We libertarians kept saying, “It’s just a matter of time.”
And now we have Greece. Bankrupt. The government is unable to unable pay the parasitic sector because the private sector cannot withstand the taxes needed to pay such expenses. Spain, Portugal, and Italy are in similar straits.
It’s no different with what is going on with several states here in the United States. See this New York Times article entitled “Illinois Stops Paying Its Bills, but Can’t Stop Digging Hole,” which points out that Illinois owes $5.01 billion and has stopped paying its bills. Other states and localities are facing the same problem.
Desperate to save their welfare-warfare programs, statists are calling for the same solution they have embraced for decades, “Raise taxes!” But today they’re showing a bit of fear about going down that road, and rightfully so, because they instinctively know that the private sector — the host — might not be able to withstand much more bloodsucking.
Meanwhile, many of the statists are calling on the Federal Reserve to print new money to bail out the states and localities as well as the federal government. They realize that the Constitution does not permit the states to resort to the printing press to pay their bills and so they’re hoping the federal government will do so.
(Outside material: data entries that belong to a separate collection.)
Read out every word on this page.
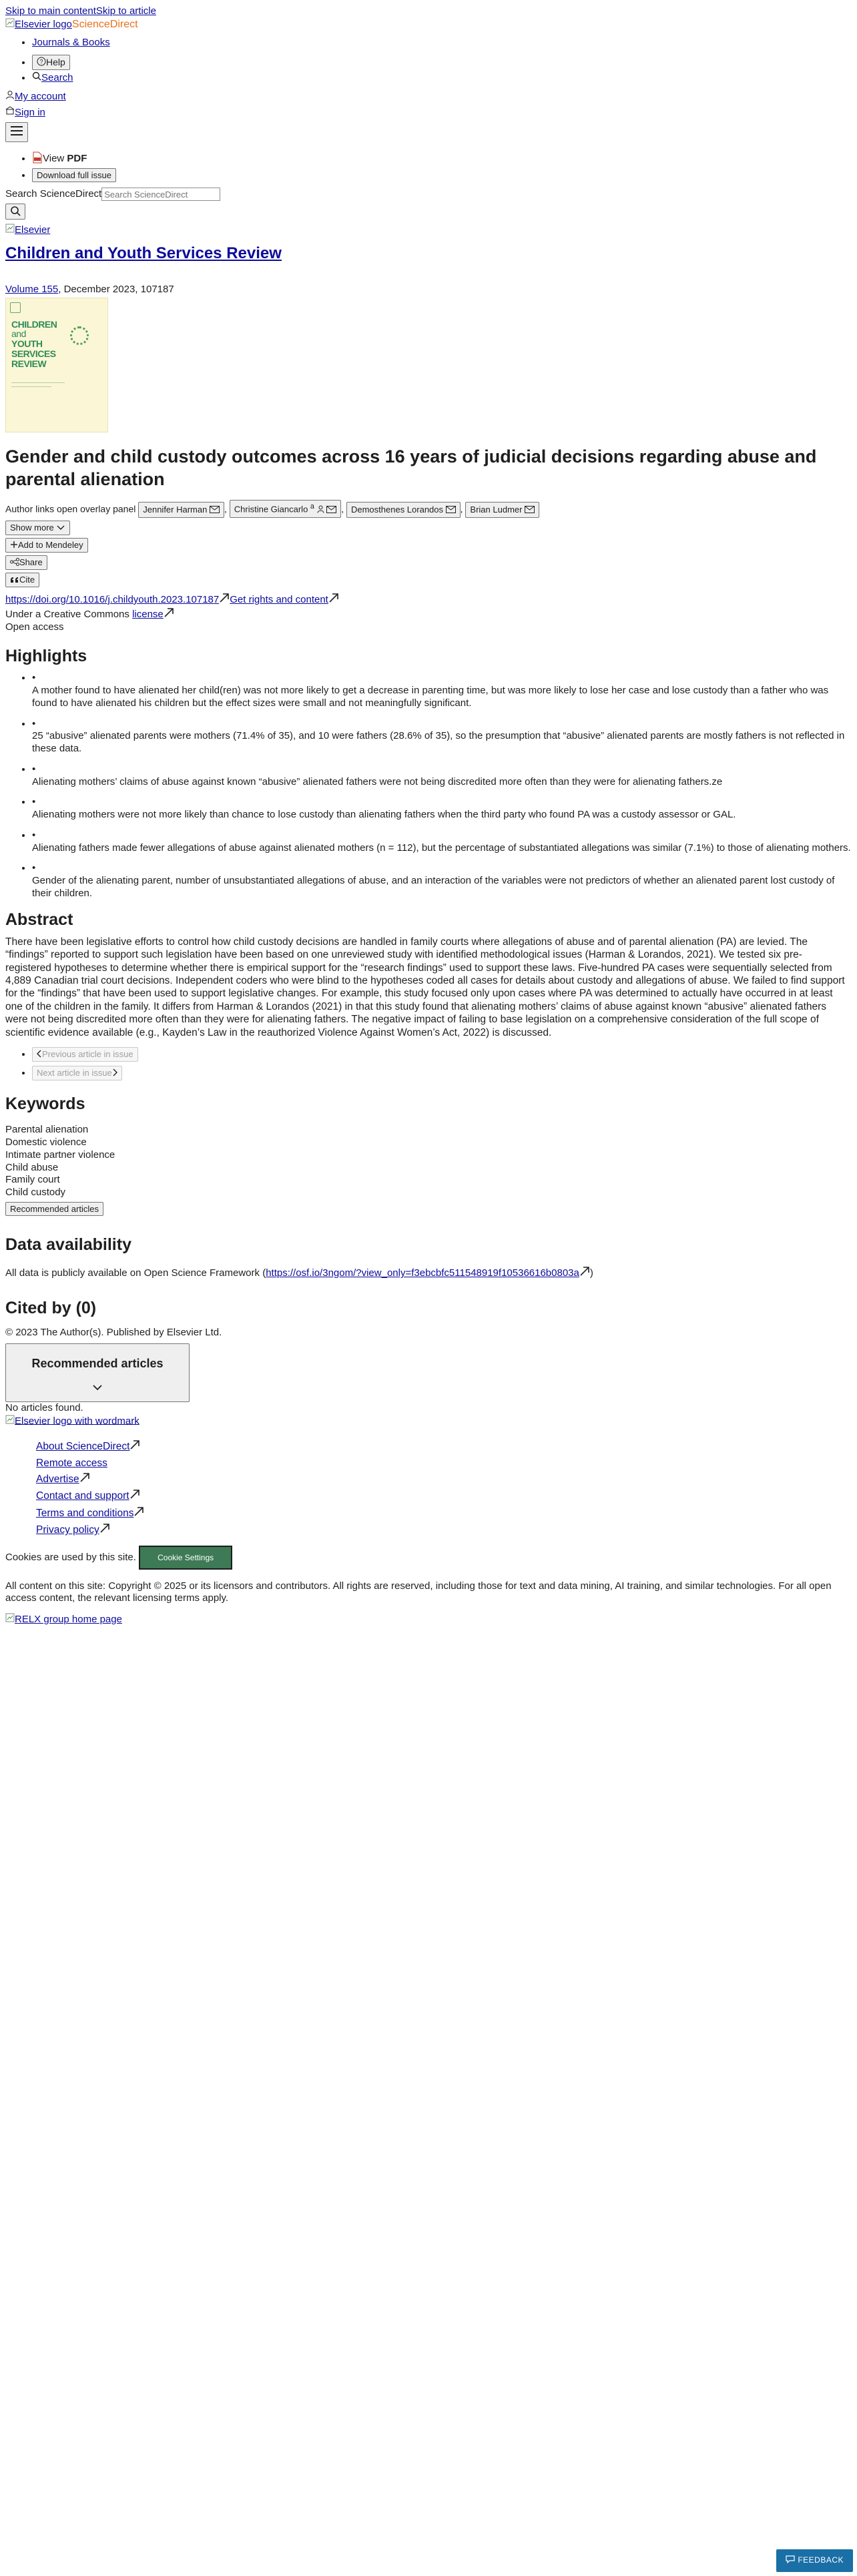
Skip to main contentSkip to article
Elsevier logoScienceDirect
• Journals & Books
• ? Help
• Search
My account
Sign in
• View PDF
• Download full issue
Search ScienceDirectSearch ScienceDirect
Elsevier
Children and Youth Services Review
Volume 155, December 2023, 107187
CHILDREN
and
YOUTH
SERVICES
REVIEW
Gender and child custody outcomes across 16 years of judicial decisions regarding abuse and parental alienation
Author links open overlay panel Jennifer Harman , Christine Giancarlo $^a$	, Demosthenes Lorandos , Brian Ludmer
Show more
Add to Mendeley
Share
Cite
https://doi.org/10.1016/j.childyouth.2023.107187 Get rights and content
Under a Creative Commons license
Open access
Highlights
• •
A mother found to have alienated her child(ren) was not more likely to get a decrease in parenting time, but was more likely to lose her case and lose custody than a father who was found to have alienated his children but the effect sizes were small and not meaningfully significant.
• •
25 “abusive” alienated parents were mothers (71.4% of 35), and 10 were fathers (28.6% of 35), so the presumption that “abusive” alienated parents are mostly fathers is not reflected in these data.
• •
Alienating mothers’ claims of abuse against known “abusive” alienated fathers were not being discredited more often than they were for alienating fathers.ze
• •
Alienating mothers were not more likely than chance to lose custody than alienating fathers when the third party who found PA was a custody assessor or GAL.
• •
Alienating fathers made fewer allegations of abuse against alienated mothers (n = 112), but the percentage of substantiated allegations was similar (7.1%) to those of alienating mothers.
• •
Gender of the alienating parent, number of unsubstantiated allegations of abuse, and an interaction of the variables were not predictors of whether an alienated parent lost custody of their children.
Abstract

There have been legislative efforts to control how child custody decisions are handled in family courts where allegations of abuse and of parental alienation (PA) are levied. The “findings” reported to support such legislation have been based on one unreviewed study with identified methodological issues (Harman & Lorandos, 2021). We tested six pre-registered hypotheses to determine whether there is empirical support for the “research findings” used to support these laws. Five-hundred PA cases were sequentially selected from 4,889 Canadian trial court decisions. Independent coders who were blind to the hypotheses coded all cases for details about custody and allegations of abuse. We failed to find support for the “findings” that have been used to support legislative changes. For example, this study focused only upon cases where PA was determined to actually have occurred in at least one of the children in the family. It differs from Harman & Lorandos (2021) in that this study found that alienating mothers’ claims of abuse against known “abusive” alienated fathers were not being discredited more often than they were for alienating fathers. The negative impact of failing to base legislation on a comprehensive consideration of the full scope of scientific evidence available (e.g., Kayden’s Law in the reauthorized Violence Against Women’s Act, 2022) is discussed.

• Previous article in issue
• Next article in issue
Keywords
Parental alienation
Domestic violence
Intimate partner violence
Child abuse
Family court
Child custody
Recommended articles
Data availability

All data is publicly available on Open Science Framework (https://osf.io/3ngom/?view_only=f3ebcbfc511548919f10536616b0803a )

Cited by (0)

© 2023 The Author(s). Published by Elsevier Ltd.

Recommended articles
No articles found.
Elsevier logo with wordmark
About ScienceDirect
Remote access
Advertise
Contact and support
Terms and conditions
Privacy policy
Cookies are used by this site.	Cookie Settings

All content on this site: Copyright © 2025 or its licensors and contributors. All rights are reserved, including those for text and data mining, AI training, and similar technologies. For all open access content, the relevant licensing terms apply.

RELX group home page
FEEDBACK
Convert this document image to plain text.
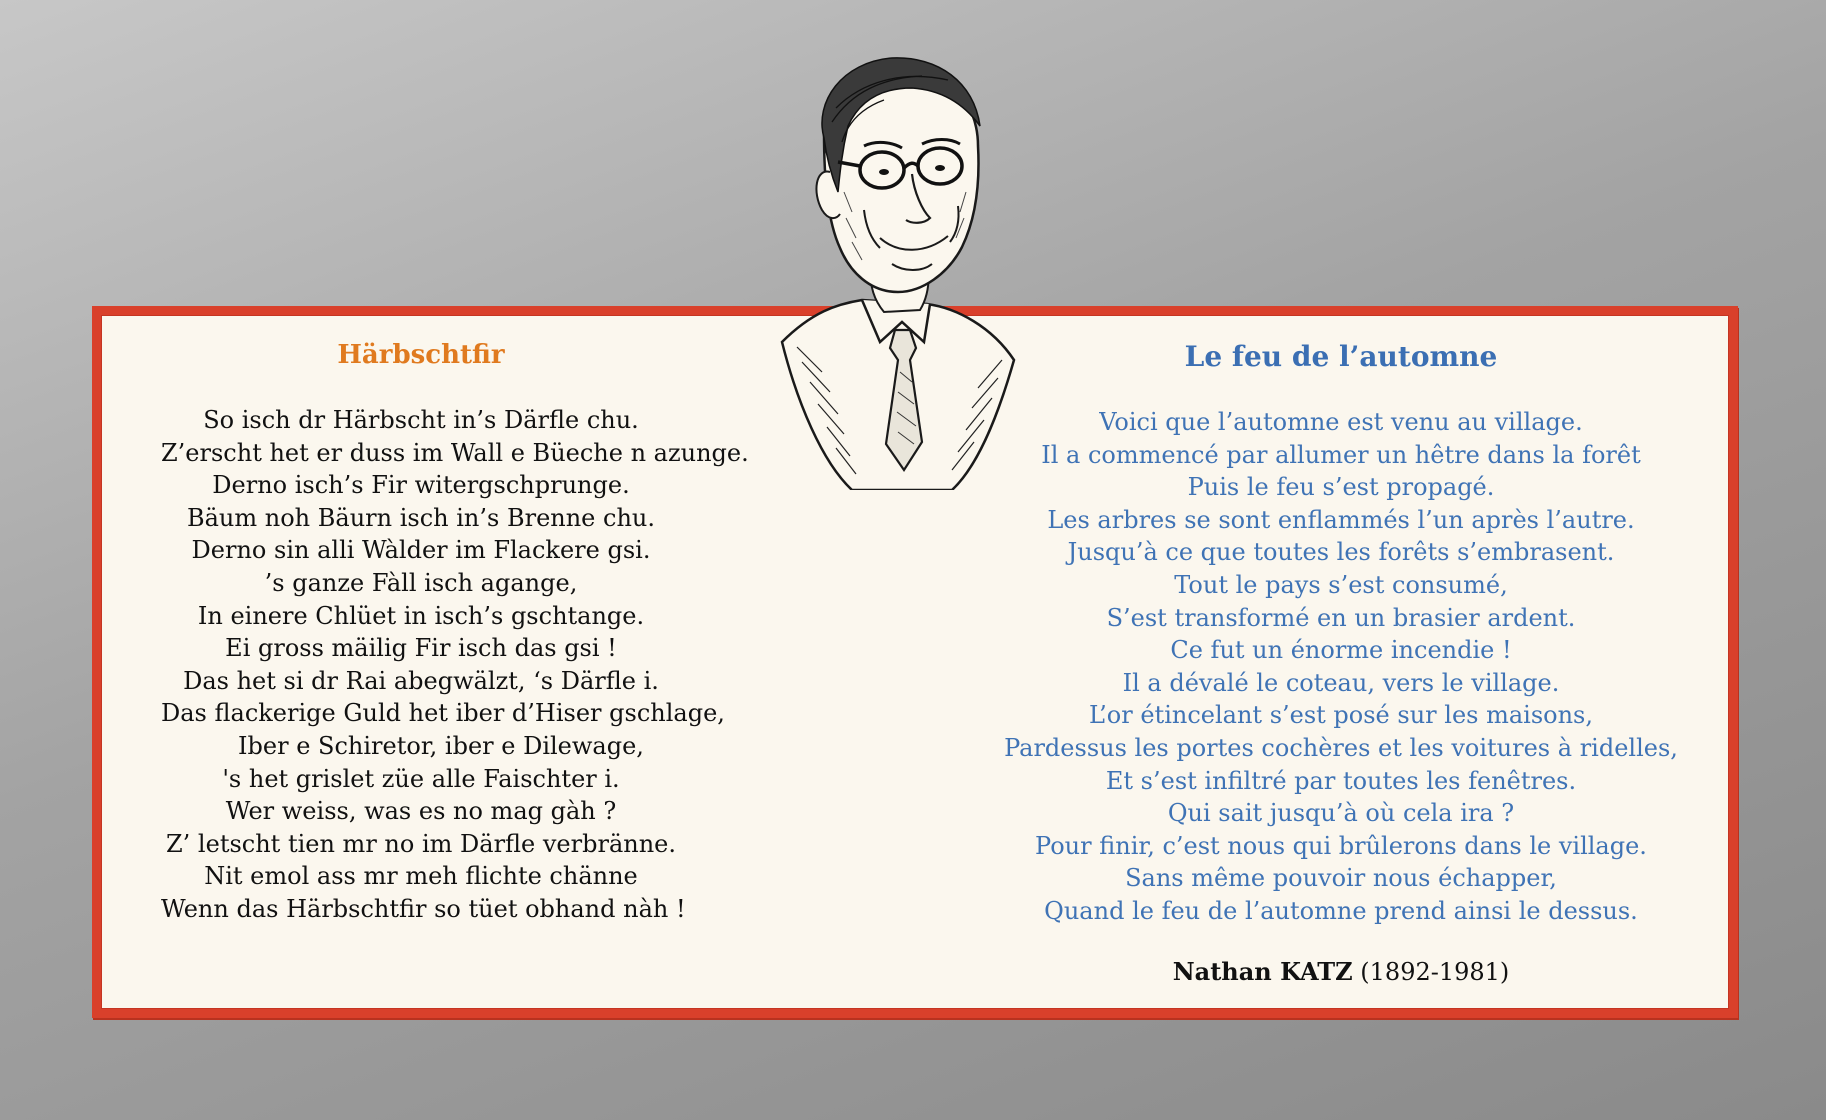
Härbschtfir
So isch dr Härbscht in’s Därfle chu.
Z’erscht het er duss im Wall e Büeche n azunge.
Derno isch’s Fir witergschprunge.
Bäum noh Bäurn isch in’s Brenne chu.
Derno sin alli Wàlder im Flackere gsi.
’s ganze Fàll isch agange,
In einere Chlüet in isch’s gschtange.
Ei gross mäilig Fir isch das gsi !
Das het si dr Rai abegwälzt, ‘s Därfle i.
Das flackerige Guld het iber d’Hiser gschlage,
Iber e Schiretor, iber e Dilewage,
's het grislet züe alle Faischter i.
Wer weiss, was es no mag gàh ?
Z’ letscht tien mr no im Därfle verbränne.
Nit emol ass mr meh flichte chänne
Wenn das Härbschtfir so tüet obhand nàh !
Le feu de l’automne
Voici que l’automne est venu au village.
Il a commencé par allumer un hêtre dans la forêt
Puis le feu s’est propagé.
Les arbres se sont enflammés l’un après l’autre.
Jusqu’à ce que toutes les forêts s’embrasent.
Tout le pays s’est consumé,
S’est transformé en un brasier ardent.
Ce fut un énorme incendie !
Il a dévalé le coteau, vers le village.
L’or étincelant s’est posé sur les maisons,
Pardessus les portes cochères et les voitures à ridelles,
Et s’est infiltré par toutes les fenêtres.
Qui sait jusqu’à où cela ira ?
Pour finir, c’est nous qui brûlerons dans le village.
Sans même pouvoir nous échapper,
Quand le feu de l’automne prend ainsi le dessus.
Nathan KATZ (1892-1981)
And in fact that’s what the Fed has done for decades to resuscitate the private sector. It’s worked in the past but libertarians have continually warned that this is nothing more than a short-term fix, and a highly destructive one at that. In fact, even the statists are bit scared, given that the massive bailouts and stimulus plans implemented in the past couple of years have gotten them nowhere.
Inflation inevitably misallocates resources, diverting economic activity toward government-induced projects. When those projects come to an end, so does all the business activity that was oriented in that direction. That’s when the recession or depression once again raises its ugly head, motivating the statists to call for another round of newly printed money to keep the host alive.
But it’s like injecting adrenaline into a dying patient. It might keep him alive one time, two times, three times, but everyone knows that it can’t go on forever.
Statists ask, “What’s the libertarian solution for saving our welfare-warfare system?” Our response: “We don’t have one, because your system cannot be saved and it’s not worth saving anyway.”
Libertarians stand for an entirely different paradigm, one in which people are free to engage in economic activity without any government regulation (i.e., free enterprise), to accumulate unlimited amounts of wealth (i.e., no income tax), and to decide what to do with their own lives and fortunes (i.e., no welfare programs), and no military empire, standing army, and foreign wars. That’s why we call for a dismantling, not a reform, of both welfare-state programs and warfare-state programs.
What matters to us libertarians is freedom, including economic liberty, along with the vibrant, growing, prosperous, and harmonious society that it produces.